United States v. Virginia (1996)
A state statute that prevented men from enrolling in a state nursing school violated the equal protection clause. The state failed to provide exceedingly persuasive justification for the gender-based distinction and was unpersuasive in their argument that it provided affirmative action for women. The majority argued that the statute, rather than equalizing educational opportunities for women, perpetuated stereotypes of women in the field of nursing.
Mississippi University for Women v. Hogan (1982)

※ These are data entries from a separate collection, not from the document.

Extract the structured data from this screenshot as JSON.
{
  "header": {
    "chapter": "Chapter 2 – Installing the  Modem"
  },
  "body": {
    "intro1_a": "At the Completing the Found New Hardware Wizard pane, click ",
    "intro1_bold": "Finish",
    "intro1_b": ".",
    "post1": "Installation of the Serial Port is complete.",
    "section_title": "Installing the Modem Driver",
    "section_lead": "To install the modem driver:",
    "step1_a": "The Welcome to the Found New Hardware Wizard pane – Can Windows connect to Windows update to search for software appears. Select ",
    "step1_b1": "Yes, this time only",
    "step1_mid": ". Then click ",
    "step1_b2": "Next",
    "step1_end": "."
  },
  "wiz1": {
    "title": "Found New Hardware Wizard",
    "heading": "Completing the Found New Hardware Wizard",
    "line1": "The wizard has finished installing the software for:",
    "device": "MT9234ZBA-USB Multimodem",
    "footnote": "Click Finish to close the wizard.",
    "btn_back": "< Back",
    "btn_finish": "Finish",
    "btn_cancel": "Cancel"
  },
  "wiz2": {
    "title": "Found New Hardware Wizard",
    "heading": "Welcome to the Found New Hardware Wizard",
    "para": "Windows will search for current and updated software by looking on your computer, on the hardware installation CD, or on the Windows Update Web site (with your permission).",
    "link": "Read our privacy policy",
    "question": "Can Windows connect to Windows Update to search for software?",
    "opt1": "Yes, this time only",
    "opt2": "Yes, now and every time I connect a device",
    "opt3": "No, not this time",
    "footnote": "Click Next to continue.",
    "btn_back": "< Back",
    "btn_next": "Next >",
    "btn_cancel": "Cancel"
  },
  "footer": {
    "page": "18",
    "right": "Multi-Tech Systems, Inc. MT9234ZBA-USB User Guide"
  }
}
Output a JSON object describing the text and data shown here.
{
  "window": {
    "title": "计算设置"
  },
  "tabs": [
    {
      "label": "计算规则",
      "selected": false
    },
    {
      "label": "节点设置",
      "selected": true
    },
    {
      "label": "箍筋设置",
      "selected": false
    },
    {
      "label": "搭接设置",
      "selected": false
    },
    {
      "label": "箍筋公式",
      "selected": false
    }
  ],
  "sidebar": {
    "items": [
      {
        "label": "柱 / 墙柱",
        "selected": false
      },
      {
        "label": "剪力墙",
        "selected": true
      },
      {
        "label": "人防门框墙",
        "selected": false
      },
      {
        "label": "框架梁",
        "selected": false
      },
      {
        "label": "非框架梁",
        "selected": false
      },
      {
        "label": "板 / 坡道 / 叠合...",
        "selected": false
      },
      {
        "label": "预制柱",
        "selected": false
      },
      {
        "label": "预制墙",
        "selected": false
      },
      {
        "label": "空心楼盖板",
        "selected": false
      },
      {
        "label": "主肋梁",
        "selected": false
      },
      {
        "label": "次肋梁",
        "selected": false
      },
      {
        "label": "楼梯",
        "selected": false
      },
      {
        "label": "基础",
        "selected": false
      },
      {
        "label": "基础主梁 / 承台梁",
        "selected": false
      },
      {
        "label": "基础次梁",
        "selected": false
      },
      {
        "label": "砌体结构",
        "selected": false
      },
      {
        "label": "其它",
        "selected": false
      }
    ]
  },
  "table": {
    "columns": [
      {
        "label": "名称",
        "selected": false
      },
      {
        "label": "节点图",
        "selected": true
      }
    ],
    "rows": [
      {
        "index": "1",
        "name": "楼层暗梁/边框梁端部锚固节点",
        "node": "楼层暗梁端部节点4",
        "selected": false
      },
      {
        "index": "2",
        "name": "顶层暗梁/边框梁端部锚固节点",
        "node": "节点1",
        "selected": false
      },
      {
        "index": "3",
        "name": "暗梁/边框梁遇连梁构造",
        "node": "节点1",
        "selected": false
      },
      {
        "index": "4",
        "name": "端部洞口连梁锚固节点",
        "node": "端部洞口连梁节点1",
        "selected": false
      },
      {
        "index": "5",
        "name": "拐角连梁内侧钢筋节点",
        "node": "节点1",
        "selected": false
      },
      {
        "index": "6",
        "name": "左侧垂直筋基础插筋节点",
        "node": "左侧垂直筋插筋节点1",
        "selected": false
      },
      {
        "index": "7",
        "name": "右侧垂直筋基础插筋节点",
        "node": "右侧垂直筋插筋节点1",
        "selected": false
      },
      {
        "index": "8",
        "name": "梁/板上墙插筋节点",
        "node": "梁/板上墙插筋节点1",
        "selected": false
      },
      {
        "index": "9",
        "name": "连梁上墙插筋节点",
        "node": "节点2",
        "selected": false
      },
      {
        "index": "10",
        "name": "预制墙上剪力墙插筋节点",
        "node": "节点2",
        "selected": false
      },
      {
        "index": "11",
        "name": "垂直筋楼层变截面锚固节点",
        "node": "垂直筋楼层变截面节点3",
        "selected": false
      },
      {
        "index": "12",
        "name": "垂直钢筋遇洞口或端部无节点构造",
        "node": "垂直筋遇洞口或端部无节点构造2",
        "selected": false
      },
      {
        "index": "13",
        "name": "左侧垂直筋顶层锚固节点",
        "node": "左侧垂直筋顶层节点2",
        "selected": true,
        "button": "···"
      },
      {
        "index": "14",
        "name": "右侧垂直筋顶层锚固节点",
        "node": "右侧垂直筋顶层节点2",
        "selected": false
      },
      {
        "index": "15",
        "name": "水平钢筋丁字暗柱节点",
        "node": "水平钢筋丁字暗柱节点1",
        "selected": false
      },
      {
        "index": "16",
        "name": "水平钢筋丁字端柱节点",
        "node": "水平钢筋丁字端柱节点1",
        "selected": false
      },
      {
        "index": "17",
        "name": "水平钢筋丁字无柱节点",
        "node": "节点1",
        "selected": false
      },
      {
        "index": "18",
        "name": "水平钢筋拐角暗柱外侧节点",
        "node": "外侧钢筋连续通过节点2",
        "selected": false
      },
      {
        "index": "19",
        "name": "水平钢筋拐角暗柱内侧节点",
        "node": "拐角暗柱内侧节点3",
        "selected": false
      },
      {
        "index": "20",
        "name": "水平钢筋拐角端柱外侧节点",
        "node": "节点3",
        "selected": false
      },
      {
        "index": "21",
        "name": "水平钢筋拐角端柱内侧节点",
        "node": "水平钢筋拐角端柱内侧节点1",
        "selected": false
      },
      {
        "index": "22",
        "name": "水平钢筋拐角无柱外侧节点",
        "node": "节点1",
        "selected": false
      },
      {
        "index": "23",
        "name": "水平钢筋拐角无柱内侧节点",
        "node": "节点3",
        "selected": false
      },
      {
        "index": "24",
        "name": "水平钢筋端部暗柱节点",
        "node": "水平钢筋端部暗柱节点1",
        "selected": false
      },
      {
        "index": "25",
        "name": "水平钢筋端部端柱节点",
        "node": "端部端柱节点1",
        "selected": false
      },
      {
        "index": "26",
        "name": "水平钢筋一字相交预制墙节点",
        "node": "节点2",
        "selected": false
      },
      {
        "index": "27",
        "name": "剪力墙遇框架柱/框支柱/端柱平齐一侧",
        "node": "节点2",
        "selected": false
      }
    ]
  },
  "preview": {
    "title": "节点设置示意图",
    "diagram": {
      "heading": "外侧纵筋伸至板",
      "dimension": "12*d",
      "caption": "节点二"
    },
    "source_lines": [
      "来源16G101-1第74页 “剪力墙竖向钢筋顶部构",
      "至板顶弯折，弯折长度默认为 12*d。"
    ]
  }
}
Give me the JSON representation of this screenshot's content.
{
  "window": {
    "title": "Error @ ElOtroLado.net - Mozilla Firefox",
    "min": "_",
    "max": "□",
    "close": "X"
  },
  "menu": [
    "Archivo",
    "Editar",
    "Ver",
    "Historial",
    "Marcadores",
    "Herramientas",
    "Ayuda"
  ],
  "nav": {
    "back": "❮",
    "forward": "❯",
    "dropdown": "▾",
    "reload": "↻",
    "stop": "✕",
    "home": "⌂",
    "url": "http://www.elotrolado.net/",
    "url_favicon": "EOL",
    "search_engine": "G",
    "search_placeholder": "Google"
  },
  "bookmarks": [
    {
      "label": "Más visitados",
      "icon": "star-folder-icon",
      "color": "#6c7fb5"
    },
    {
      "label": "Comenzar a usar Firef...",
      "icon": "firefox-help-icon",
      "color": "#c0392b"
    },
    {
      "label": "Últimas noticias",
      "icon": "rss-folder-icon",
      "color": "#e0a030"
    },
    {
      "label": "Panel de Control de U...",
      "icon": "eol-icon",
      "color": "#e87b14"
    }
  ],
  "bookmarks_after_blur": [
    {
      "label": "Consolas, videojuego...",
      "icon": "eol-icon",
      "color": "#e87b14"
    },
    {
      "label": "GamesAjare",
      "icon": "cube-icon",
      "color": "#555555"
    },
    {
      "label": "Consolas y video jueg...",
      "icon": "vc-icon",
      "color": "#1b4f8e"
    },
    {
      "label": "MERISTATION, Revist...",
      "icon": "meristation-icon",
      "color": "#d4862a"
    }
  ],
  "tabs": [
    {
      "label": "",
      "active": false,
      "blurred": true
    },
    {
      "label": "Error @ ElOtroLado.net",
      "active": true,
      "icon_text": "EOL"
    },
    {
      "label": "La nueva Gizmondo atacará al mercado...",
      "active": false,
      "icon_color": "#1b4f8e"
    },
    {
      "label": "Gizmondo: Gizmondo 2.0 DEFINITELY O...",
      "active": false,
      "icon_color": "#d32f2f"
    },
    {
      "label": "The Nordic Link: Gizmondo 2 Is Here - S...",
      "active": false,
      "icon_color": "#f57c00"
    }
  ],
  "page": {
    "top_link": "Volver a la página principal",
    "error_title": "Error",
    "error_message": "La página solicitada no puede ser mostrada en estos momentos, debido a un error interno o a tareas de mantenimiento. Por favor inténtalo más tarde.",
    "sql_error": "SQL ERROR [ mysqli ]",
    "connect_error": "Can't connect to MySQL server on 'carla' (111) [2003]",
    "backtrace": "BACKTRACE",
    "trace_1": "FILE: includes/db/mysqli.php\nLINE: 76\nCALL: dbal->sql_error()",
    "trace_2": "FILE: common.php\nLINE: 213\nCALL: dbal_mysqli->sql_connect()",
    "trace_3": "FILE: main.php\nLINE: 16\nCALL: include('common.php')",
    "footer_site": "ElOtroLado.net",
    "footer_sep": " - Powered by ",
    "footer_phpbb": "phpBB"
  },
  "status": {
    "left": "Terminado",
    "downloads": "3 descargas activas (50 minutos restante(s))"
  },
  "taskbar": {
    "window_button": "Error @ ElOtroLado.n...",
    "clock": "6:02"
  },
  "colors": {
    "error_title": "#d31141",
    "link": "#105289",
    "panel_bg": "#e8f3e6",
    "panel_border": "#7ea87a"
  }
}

A state statute which allowed for sexual sterilization of inmates did not violate the constitution since sterilization could not occur until a proper hearing had occurred and after the Circuit Court of the County and of the Supreme Court of Appeals had reviewed the case. The Court deferred to the best interests of the state in stating that these laws prevent the nation from being swamped with incompetence.
Buck v. Bell (1927)
A state law that prohibited the teaching of modern foreign languages to grade school children violated the due process clause of the fourteenth amendment. It violated the liberty that exceeded freedom of bodily restraint, and included liberty to teach or employ a teacher during a time of “peace and domestic tranquility”. The state claimed that the legislative purpose of the law was to promote assimilation and civic development, but this was not compelling enough to interfere with the liberty of the persons involved. Since there was no reasonable relation to a proper state objective in prohibiting the teaching of the language, it was ruled unconstitutional.
Meyer v. Nebraska (1923)
A state’s compulsory education act that required attendance at public schools, forbidding private school attendance, was held unconstitutional under the Due Process Clause of the Fourteenth Amendment. The unanimous Court held that “the fundamental liberty upon which all governments in this Union repose excludes any general power of the State to standardize its children by forcing them to accept instruction from public teachers only.”